İçinde bulunduğumuz Ramazan ayında emredilen oruç ve bu ayda yapacağımız diğer tüm güzel davranışlar, temelde bireyin arınmasını ve genel olarak toplumsal dayanışmayı ve kardeşliği sağlayan en önemli ibadetlerden biridir. Oruç, insanın beden ve ruh dengesini sağlayan en kolay ve en pratik yoldur. İradenin güçlenmesinde oruç önemli bir yer işgal eder. Zira oruçlu iken başka zamanlarda terk edilmesi imkânsız gibi görünen birçok kötü ve zararlı alışkanlıklardan uzaklaşılabilmektedir.

Oruç ayı Arapçada “şehr-i ramazan” olarak geçmektedir. “Şehr” kelimesi, bir şeyi ortaya çıkarmak, parlamak gibi anlamlara gelir.

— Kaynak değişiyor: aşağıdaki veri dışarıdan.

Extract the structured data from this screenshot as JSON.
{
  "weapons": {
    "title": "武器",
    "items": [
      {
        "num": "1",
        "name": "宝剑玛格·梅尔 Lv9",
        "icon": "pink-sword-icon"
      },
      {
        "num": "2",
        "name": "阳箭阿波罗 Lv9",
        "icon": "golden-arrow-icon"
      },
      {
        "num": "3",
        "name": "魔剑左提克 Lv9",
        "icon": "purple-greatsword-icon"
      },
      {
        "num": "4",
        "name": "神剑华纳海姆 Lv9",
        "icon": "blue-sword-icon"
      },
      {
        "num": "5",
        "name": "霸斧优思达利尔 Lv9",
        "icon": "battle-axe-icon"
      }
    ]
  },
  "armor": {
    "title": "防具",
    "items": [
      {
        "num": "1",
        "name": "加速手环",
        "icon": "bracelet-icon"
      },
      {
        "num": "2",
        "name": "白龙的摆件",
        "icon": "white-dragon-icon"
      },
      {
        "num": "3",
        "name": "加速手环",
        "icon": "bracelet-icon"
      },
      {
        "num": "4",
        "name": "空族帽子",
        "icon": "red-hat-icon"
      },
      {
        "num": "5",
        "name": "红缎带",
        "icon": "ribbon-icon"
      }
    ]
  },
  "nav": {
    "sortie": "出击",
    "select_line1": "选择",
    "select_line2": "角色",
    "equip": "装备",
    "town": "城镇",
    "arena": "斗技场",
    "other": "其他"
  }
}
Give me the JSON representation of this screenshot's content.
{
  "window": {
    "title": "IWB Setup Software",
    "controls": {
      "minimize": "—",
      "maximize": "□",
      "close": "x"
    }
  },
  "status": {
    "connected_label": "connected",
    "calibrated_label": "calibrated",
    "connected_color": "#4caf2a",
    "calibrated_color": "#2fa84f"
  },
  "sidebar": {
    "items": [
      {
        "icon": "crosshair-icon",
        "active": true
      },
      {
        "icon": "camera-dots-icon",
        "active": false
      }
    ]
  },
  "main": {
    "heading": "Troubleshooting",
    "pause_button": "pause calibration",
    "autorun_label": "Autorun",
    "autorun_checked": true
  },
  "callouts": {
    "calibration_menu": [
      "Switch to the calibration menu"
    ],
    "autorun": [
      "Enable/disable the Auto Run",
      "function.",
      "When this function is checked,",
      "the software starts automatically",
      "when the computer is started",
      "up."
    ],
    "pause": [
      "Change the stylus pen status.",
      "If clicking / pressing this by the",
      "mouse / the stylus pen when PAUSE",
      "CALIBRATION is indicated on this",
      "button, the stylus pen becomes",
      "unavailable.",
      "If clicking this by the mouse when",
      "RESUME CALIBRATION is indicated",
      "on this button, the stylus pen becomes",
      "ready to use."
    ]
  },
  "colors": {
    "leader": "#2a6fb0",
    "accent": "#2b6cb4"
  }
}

Buna göre, insanın nefsini ve ruhunu parlatıp ortaya çıkarması anlamını taşır. Yani, insanın ruhunda manevi duyguların ışık saçması, ay gibi parlaması manasını ifade eder.  Ramazan kelimesi ise çeşitli anlamlarının yanında, yeryüzünü toz ve pisliklerden temizleyen güz mevsimi yağmuru anlamına gelir. Bu yağmurun yeryüzünü yıkadığı gibi Ramazan orucu da müminlerin günahlarını yıkayıp, kalplerini kötü düşüncelerden temizlediği için bu ismi almıştır.

İrade zayıflığının insanı birçok kötülüklere sevk ettiği bir gerçektir. Hatta zayıf iradeli insanlar, rüzgârın önündeki yaprak gibi sağ sola savrulur. Hayatlarında başarıyı yakalama şansları çok düşüktür. İnsanı hâkimiyeti altına alarak ona esaret hayatı yaşatan içki, kumar, sigara gibi zararlı alışkanlıklardan kurtulma ve bilinçlenme provası olan oruç, başka hiçbir motivasyonun gerçekleştiremeyeceği kazanımları sağlar. İşte oruç, iradeyi güçlendirmek için en güzel egzersizdir. Oruç, insanı iç dünyasına, öz benliğine döndürmektedir. Oruç sayesinde insan, kendi düşünce ve davranışlarının genel bir değerlendirmesini yapar. Hata ve eksiklerini tespit etme imkânı yakalar. Allah'a ve insanlara karşı sorumluluklarını gözden geçirir. Rabbi katında iyi bir kul, insanlar nazarında ise saygın bir şahsiyet olmanın yollarını arar.

İslam’ın beş temel esasından biri olan orucun nefis terbiyesinde ve ıslahındaki rolü asla inkâr edilemez. Oruçlu insan, kötü söz ve davranışlarını terk ettiği gibi, yenilmesi ve içilmesi meşru olan her şeyi de Allah istediği için terk eder. Bu durum, insanın tamamen ruhi terbiyesi ve eğitimi ile ilgili bir husustur. Gerektiğinde mahrum kalma ve istediğini yapamamanın getireceği sıkıntıyı aşmanın yollarını öğrenir. Bu psikolojik eğitimin başarılı bir biçimde sonuçlanmasına işaret ederken Hz. Peygamber (sas) dikkatimizi şu şekilde çekmektedir:

“Biriniz oruçlu iken çirkin, kötü ve kaba söz söylemesin. Birisi oruçlu kimse ile kavga etmek, tartışmak ve dövüşmek isterse, ona “Ben oruçluyum, ben oruçluyum” desin.”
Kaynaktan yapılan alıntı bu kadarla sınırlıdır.